Compatibility with the ECMAScript specification is a nonnegotiable requirement: the ECMAScript engine uses the regexp module for its regular expression work.
The current version, fsa_1, was extracted from the linear_b_2 and futhark ECMAScript engines. Its focus is on correctness, footprint, and low memory use, and not so much on performance.
There are several use cases for this module:
The engine exports a convenient API for use by other modules that need to do basic regular expression matching, and a less convenient API for use by the ECMAScript engine.
Generated API documentation, if you've run Doxygen on this module.
There are no features used or defined by this module.
For footprint-constrained systems the module can be configured to use a subset engine. This accepts a "useful" subset of the regular expression language, and saves a few KB of code. However, if you use this you will run into sites that don't work, and perhaps other regressions. The subset engine is not very well tested.
The subset engine is controlled by TWEAK_REGEXP_SUBSET; see the file module.tweaks for more information.
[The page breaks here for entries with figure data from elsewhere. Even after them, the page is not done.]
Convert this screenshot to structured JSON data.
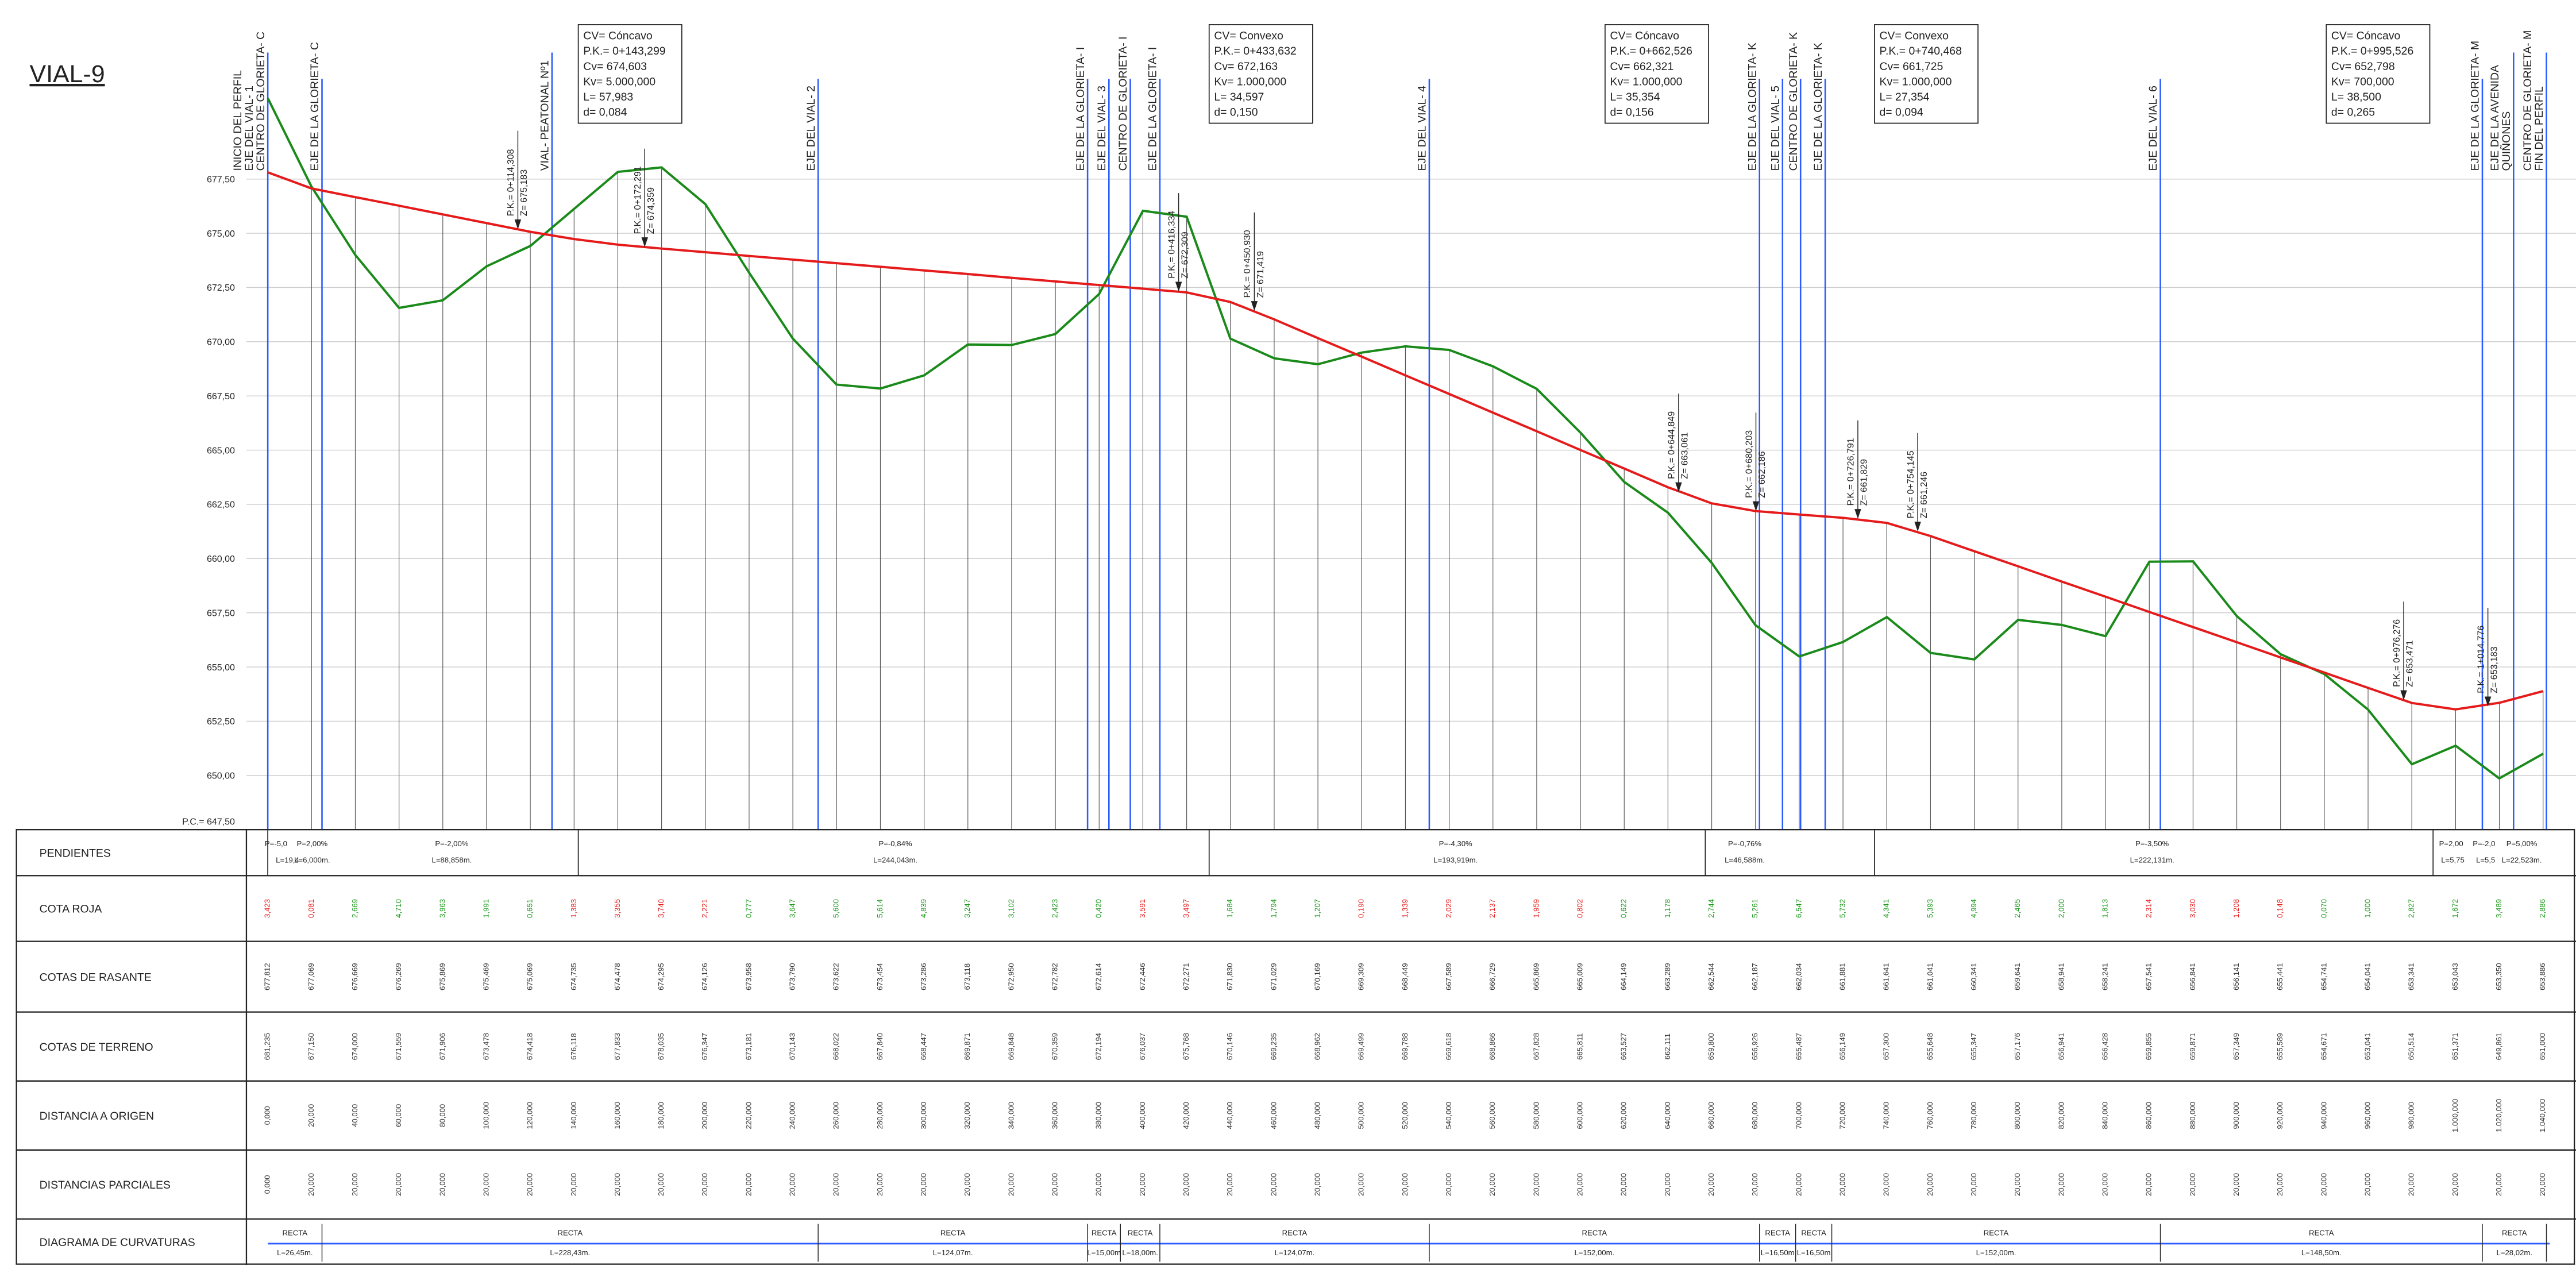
{
  "title": "VIAL-9",
  "axis": {
    "ticks": [
      "677,50",
      "675,00",
      "672,50",
      "670,00",
      "667,50",
      "665,00",
      "662,50",
      "660,00",
      "657,50",
      "655,00",
      "652,50",
      "650,00"
    ],
    "datum": "P.C.= 647,50"
  },
  "markers": [
    [
      "INICIO DEL PERFIL",
      "EJE DEL VIAL- 1",
      "CENTRO DE GLORIETA- C"
    ],
    [
      "EJE DE LA GLORIETA- C"
    ],
    [
      "VIAL- PEATONAL Nº1"
    ],
    [
      "EJE DEL VIAL- 2"
    ],
    [
      "EJE DE LA GLORIETA- I"
    ],
    [
      "EJE DEL VIAL- 3"
    ],
    [
      "CENTRO DE GLORIETA- I"
    ],
    [
      "EJE DE LA GLORIETA- I"
    ],
    [
      "EJE DEL VIAL- 4"
    ],
    [
      "EJE DE LA GLORIETA- K"
    ],
    [
      "EJE DEL VIAL- 5"
    ],
    [
      "CENTRO DE GLORIETA- K"
    ],
    [
      "EJE DE LA GLORIETA- K"
    ],
    [
      "EJE DEL VIAL- 6"
    ],
    [
      "EJE DE LA GLORIETA- M"
    ],
    [
      "EJE DE LA AVENIDA",
      "QUIÑONES"
    ],
    [
      "CENTRO DE GLORIETA- M",
      "FIN DEL PERFIL"
    ]
  ],
  "curves": [
    [
      "CV= Cóncavo",
      "P.K.= 0+143,299",
      "Cv= 674,603",
      "Kv= 5.000,000",
      "L= 57,983",
      "d= 0,084"
    ],
    [
      "CV= Convexo",
      "P.K.= 0+433,632",
      "Cv= 672,163",
      "Kv= 1.000,000",
      "L= 34,597",
      "d= 0,150"
    ],
    [
      "CV= Cóncavo",
      "P.K.= 0+662,526",
      "Cv= 662,321",
      "Kv= 1.000,000",
      "L= 35,354",
      "d= 0,156"
    ],
    [
      "CV= Convexo",
      "P.K.= 0+740,468",
      "Cv= 661,725",
      "Kv= 1.000,000",
      "L= 27,354",
      "d= 0,094"
    ],
    [
      "CV= Cóncavo",
      "P.K.= 0+995,526",
      "Cv= 652,798",
      "Kv= 700,000",
      "L= 38,500",
      "d= 0,265"
    ]
  ],
  "points": [
    [
      "P.K.= 0+114,308",
      "Z= 675,183"
    ],
    [
      "P.K.= 0+172,291",
      "Z= 674,359"
    ],
    [
      "P.K.= 0+416,334",
      "Z= 672,309"
    ],
    [
      "P.K.= 0+450,930",
      "Z= 671,419"
    ],
    [
      "P.K.= 0+644,849",
      "Z= 663,061"
    ],
    [
      "P.K.= 0+680,203",
      "Z= 662,186"
    ],
    [
      "P.K.= 0+726,791",
      "Z= 661,829"
    ],
    [
      "P.K.= 0+754,145",
      "Z= 661,246"
    ],
    [
      "P.K.= 0+976,276",
      "Z= 653,471"
    ],
    [
      "P.K.= 1+014,776",
      "Z= 653,183"
    ]
  ],
  "rows": [
    "PENDIENTES",
    "COTA ROJA",
    "COTAS DE RASANTE",
    "COTAS DE TERRENO",
    "DISTANCIA A ORIGEN",
    "DISTANCIAS PARCIALES",
    "DIAGRAMA DE CURVATURAS"
  ],
  "slopes": [
    [
      "P=-5,0",
      "L=19,4"
    ],
    [
      "P=2,00%",
      "L=6,000m."
    ],
    [
      "P=-2,00%",
      "L=88,858m."
    ],
    [
      "P=-0,84%",
      "L=244,043m."
    ],
    [
      "P=-4,30%",
      "L=193,919m."
    ],
    [
      "P=-0,76%",
      "L=46,588m."
    ],
    [
      "P=-3,50%",
      "L=222,131m."
    ],
    [
      "P=2,00",
      "L=5,75"
    ],
    [
      "P=-2,0",
      "L=5,5"
    ],
    [
      "P=5,00%",
      "L=22,523m."
    ]
  ],
  "curvature": {
    "kind": "RECTA",
    "lengths": [
      "L=26,45m.",
      "L=228,43m.",
      "L=124,07m.",
      "L=15,00m",
      "L=18,00m.",
      "L=124,07m.",
      "L=152,00m.",
      "L=16,50m",
      "L=16,50m",
      "L=152,00m.",
      "L=148,50m.",
      "L=28,02m."
    ]
  },
  "profile": {
    "distance": [
      "0,000",
      "20,000",
      "40,000",
      "60,000",
      "80,000",
      "100,000",
      "120,000",
      "140,000",
      "160,000",
      "180,000",
      "200,000",
      "220,000",
      "240,000",
      "260,000",
      "280,000",
      "300,000",
      "320,000",
      "340,000",
      "360,000",
      "380,000",
      "400,000",
      "420,000",
      "440,000",
      "460,000",
      "480,000",
      "500,000",
      "520,000",
      "540,000",
      "560,000",
      "580,000",
      "600,000",
      "620,000",
      "640,000",
      "660,000",
      "680,000",
      "700,000",
      "720,000",
      "740,000",
      "760,000",
      "780,000",
      "800,000",
      "820,000",
      "840,000",
      "860,000",
      "880,000",
      "900,000",
      "920,000",
      "940,000",
      "960,000",
      "980,000",
      "1.000,000",
      "1.020,000",
      "1.040,000"
    ],
    "partial": [
      "0,000",
      "20,000",
      "20,000",
      "20,000",
      "20,000",
      "20,000",
      "20,000",
      "20,000",
      "20,000",
      "20,000",
      "20,000",
      "20,000",
      "20,000",
      "20,000",
      "20,000",
      "20,000",
      "20,000",
      "20,000",
      "20,000",
      "20,000",
      "20,000",
      "20,000",
      "20,000",
      "20,000",
      "20,000",
      "20,000",
      "20,000",
      "20,000",
      "20,000",
      "20,000",
      "20,000",
      "20,000",
      "20,000",
      "20,000",
      "20,000",
      "20,000",
      "20,000",
      "20,000",
      "20,000",
      "20,000",
      "20,000",
      "20,000",
      "20,000",
      "20,000",
      "20,000",
      "20,000",
      "20,000",
      "20,000",
      "20,000",
      "20,000",
      "20,000",
      "20,000",
      "20,000"
    ],
    "rasante": [
      "677,812",
      "677,069",
      "676,669",
      "676,269",
      "675,869",
      "675,469",
      "675,069",
      "674,735",
      "674,478",
      "674,295",
      "674,126",
      "673,958",
      "673,790",
      "673,622",
      "673,454",
      "673,286",
      "673,118",
      "672,950",
      "672,782",
      "672,614",
      "672,446",
      "672,271",
      "671,830",
      "671,029",
      "670,169",
      "669,309",
      "668,449",
      "667,589",
      "666,729",
      "665,869",
      "665,009",
      "664,149",
      "663,289",
      "662,544",
      "662,187",
      "662,034",
      "661,881",
      "661,641",
      "661,041",
      "660,341",
      "659,641",
      "658,941",
      "658,241",
      "657,541",
      "656,841",
      "656,141",
      "655,441",
      "654,741",
      "654,041",
      "653,341",
      "653,043",
      "653,350",
      "653,886"
    ],
    "terreno": [
      "681,235",
      "677,150",
      "674,000",
      "671,559",
      "671,906",
      "673,478",
      "674,418",
      "676,118",
      "677,833",
      "678,035",
      "676,347",
      "673,181",
      "670,143",
      "668,022",
      "667,840",
      "668,447",
      "669,871",
      "669,848",
      "670,359",
      "672,194",
      "676,037",
      "675,768",
      "670,146",
      "669,235",
      "668,962",
      "669,499",
      "669,788",
      "669,618",
      "668,866",
      "667,828",
      "665,811",
      "663,527",
      "662,111",
      "659,800",
      "656,926",
      "655,487",
      "656,149",
      "657,300",
      "655,648",
      "655,347",
      "657,176",
      "656,941",
      "656,428",
      "659,855",
      "659,871",
      "657,349",
      "655,589",
      "654,671",
      "653,041",
      "650,514",
      "651,371",
      "649,861",
      "651,000"
    ],
    "roja": [
      "3,423",
      "0,081",
      "2,669",
      "4,710",
      "3,963",
      "1,991",
      "0,651",
      "1,383",
      "3,355",
      "3,740",
      "2,221",
      "0,777",
      "3,647",
      "5,600",
      "5,614",
      "4,839",
      "3,247",
      "3,102",
      "2,423",
      "0,420",
      "3,591",
      "3,497",
      "1,684",
      "1,794",
      "1,207",
      "0,190",
      "1,339",
      "2,029",
      "2,137",
      "1,959",
      "0,802",
      "0,622",
      "1,178",
      "2,744",
      "5,261",
      "6,547",
      "5,732",
      "4,341",
      "5,393",
      "4,994",
      "2,465",
      "2,000",
      "1,813",
      "2,314",
      "3,030",
      "1,208",
      "0,148",
      "0,070",
      "1,000",
      "2,827",
      "1,672",
      "3,489",
      "2,886"
    ]
  }
}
A brief summary of extensions:
For more information search the module sources for the string REGEXP_STRICT (this setting can be controlled by TWEAK_REGEXP_STRICT). Each extension is documented in the source.
There are two APIs, the OpRegExp API and the
RegExp API. The former API is a simple wrapper around
the latter. It has no interfaces that Leave, and storage management
is by simple deletion of the OpRegExp object. For this
reason, only the RegExp API will be covered in the
following. Most points apply to the OpRegExp API as
well.
Regular expressions (RegExp objects) are simple
abstract data types. One is created by invoking
new RegExp and then calling the Init()
method on the object. RegExp objects can be shared and
contain a reference counter, initially 1. When you want to delete it,
just call DecRef() on the RegExp object. If
the counter is 0, the object will be deleted immediately.
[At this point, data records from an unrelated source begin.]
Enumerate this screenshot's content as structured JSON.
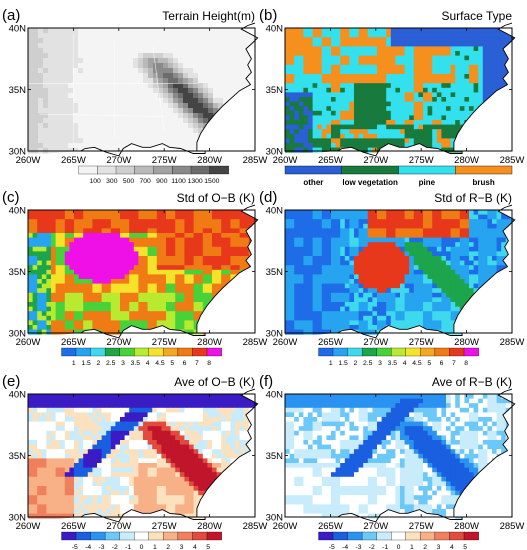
{
  "figure": {
    "x_ticks": [
      "260W",
      "265W",
      "270W",
      "275W",
      "280W",
      "285W"
    ],
    "y_ticks": [
      "30N",
      "35N",
      "40N"
    ]
  },
  "colors": {
    "land_base": "#ececec",
    "terrain_scale": [
      "#f4f4f4",
      "#e2e2e2",
      "#cfcfcf",
      "#b9b9b9",
      "#a2a2a2",
      "#8a8a8a",
      "#6c6c6c",
      "#444444"
    ],
    "surface_types": [
      "#2a5fd6",
      "#187a3c",
      "#33e0ee",
      "#f5901f"
    ],
    "std_scale": [
      "#1e6ce8",
      "#26a4ef",
      "#3fd9ee",
      "#1ca54a",
      "#48d23a",
      "#b8ea30",
      "#f5e32a",
      "#f5a623",
      "#f07a14",
      "#e8381c",
      "#ee10e6"
    ],
    "ave_scale": [
      "#3b1cc4",
      "#1a5fe0",
      "#2a92f0",
      "#6cc8f8",
      "#c8ecfb",
      "#ffffff",
      "#fbe1bd",
      "#f8b086",
      "#f0805d",
      "#e14a3d",
      "#c0152a"
    ]
  },
  "panels": [
    {
      "label": "(a)",
      "title": "Terrain Height(m)"
    },
    {
      "label": "(b)",
      "title": "Surface Type"
    },
    {
      "label": "(c)",
      "title": "Std of O−B (K)"
    },
    {
      "label": "(d)",
      "title": "Std of R−B (K)"
    },
    {
      "label": "(e)",
      "title": "Ave of O−B (K)"
    },
    {
      "label": "(f)",
      "title": "Ave of R−B (K)"
    }
  ],
  "chart_data": [
    {
      "type": "heatmap",
      "panel": "(a)",
      "title": "Terrain Height(m)",
      "x_ticks": [
        "260W",
        "265W",
        "270W",
        "275W",
        "280W",
        "285W"
      ],
      "y_ticks": [
        "30N",
        "35N",
        "40N"
      ],
      "colorbar_ticks": [
        "100",
        "300",
        "500",
        "700",
        "900",
        "1100",
        "1300",
        "1500"
      ]
    },
    {
      "type": "heatmap",
      "panel": "(b)",
      "title": "Surface Type",
      "x_ticks": [
        "260W",
        "265W",
        "270W",
        "275W",
        "280W",
        "285W"
      ],
      "y_ticks": [
        "30N",
        "35N",
        "40N"
      ],
      "categories": [
        "other",
        "low vegetation",
        "pine",
        "brush"
      ]
    },
    {
      "type": "heatmap",
      "panel": "(c)",
      "title": "Std of O−B (K)",
      "x_ticks": [
        "260W",
        "265W",
        "270W",
        "275W",
        "280W",
        "285W"
      ],
      "y_ticks": [
        "30N",
        "35N",
        "40N"
      ],
      "colorbar_ticks": [
        "1",
        "1.5",
        "2",
        "2.5",
        "3",
        "3.5",
        "4",
        "4.5",
        "5",
        "6",
        "7",
        "8"
      ]
    },
    {
      "type": "heatmap",
      "panel": "(d)",
      "title": "Std of R−B (K)",
      "x_ticks": [
        "260W",
        "265W",
        "270W",
        "275W",
        "280W",
        "285W"
      ],
      "y_ticks": [
        "30N",
        "35N",
        "40N"
      ],
      "colorbar_ticks": [
        "1",
        "1.5",
        "2",
        "2.5",
        "3",
        "3.5",
        "4",
        "4.5",
        "5",
        "6",
        "7",
        "8"
      ]
    },
    {
      "type": "heatmap",
      "panel": "(e)",
      "title": "Ave of O−B (K)",
      "x_ticks": [
        "260W",
        "265W",
        "270W",
        "275W",
        "280W",
        "285W"
      ],
      "y_ticks": [
        "30N",
        "35N",
        "40N"
      ],
      "colorbar_ticks": [
        "-5",
        "-4",
        "-3",
        "-2",
        "-1",
        "0",
        "1",
        "2",
        "3",
        "4",
        "5"
      ]
    },
    {
      "type": "heatmap",
      "panel": "(f)",
      "title": "Ave of R−B (K)",
      "x_ticks": [
        "260W",
        "265W",
        "270W",
        "275W",
        "280W",
        "285W"
      ],
      "y_ticks": [
        "30N",
        "35N",
        "40N"
      ],
      "colorbar_ticks": [
        "-5",
        "-4",
        "-3",
        "-2",
        "-1",
        "0",
        "1",
        "2",
        "3",
        "4",
        "5"
      ]
    }
  ]
}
If the call to Init() fails for any reason then the
RegExp cannot be used. Delete it by calling
DecRef().
If Init() succeeds, then the RegExp
represents a compiled regular expression and it has some local
heap-allocated data. These data are deleted when the
RegExp object is deleted.
A RegExp object can then be used for multiple
matchings. Some heap memory is allocated during matching for working
storage, but is always deallocated before the matcher returns.
TRAP/LEAVE is used extensively for signalling OOM.
This is convenient because most memory is allocated from a region data
structure and not directly from the heap, so cleaning up the allocated
memory after an OOM event is easy and cheap.
(Client code that does not want to handle exceptions can use the
OpRegExp API instead.)
OOM events are always returned from calls to the APIs as exceptions and must be handled on the outside, but the module cleans up after itself on the way out and there is no need to call any cleanup actions inside the module.
Client code should be sure to delete regular expressions whose
construction failed (by decrementing their reference counters on the
RegExp object). Regular expression matchings that fail
due to OOM will not affect the RegExp objects, and the
object may be used for subsequent matchings.
Heap memory is used during compilation and during matching. The amount allocated during compilation is roughly proportional to the size, measured in characters, of the regular expression. The amount allocated during matching is in the worst case proportional to the length of the input. Some optimizations are possible to make the worst case less likely (the intensely curious are encouraged to read the to-do list).
FIXME: more here
Stack memory is used primarily during compilation. The amount used is proportional to the nesting level of the regular expression: parenthesized subexpression are parsed by a new activation of the parser. Most regular expressions are very shallow, so in practice this is not an issue. It is however possible to construct regular expressions that will blow any stack on any computer. The easiest way to fix this, should it be necessary, is to put a static bound on the number of nesting levels.
The module has no global variables at this time and has no static data. No data are cached on behalf of the module, and there are no data to free on exit.
The module does not use the tempbuffers from the memory manager.
Memory usage (and performance) can be tuned by adjusting some of the obscure parameters in module.tweaks, but this should not generally be necessary. See comments in module.tweaks.
Right now there are no selftests that test for leaks or OOM. However, some tests that can be used to test memory behavior are:
I plan to add some of these, and leak checks, to the selftests.
Coverage can be had by running the ECMAScript test suite (even just
the RegExp tests). Eventually many of these will be
moved into the regexp module and coverage can be had by running
selftest.
By allocating most objects from regions, we take the pressure off
malloc() and reduce the storage needs (no object headers
are needed). Also, this simplifies memory management and virtually
guarantees that leaks will not occur.
The matcher engine uses some auxiliary data structures. These too are allocated from regions, but in addition the objects in these regions are managed by a simple garbage collector (because liveness is very hard to track accurately). See the implementation documentation for more information.
A number of issues are mentioned in the to-do list.
The implementation is described in general terms in a large comment block at the beginning of the file regexp_advanced_api.cpp.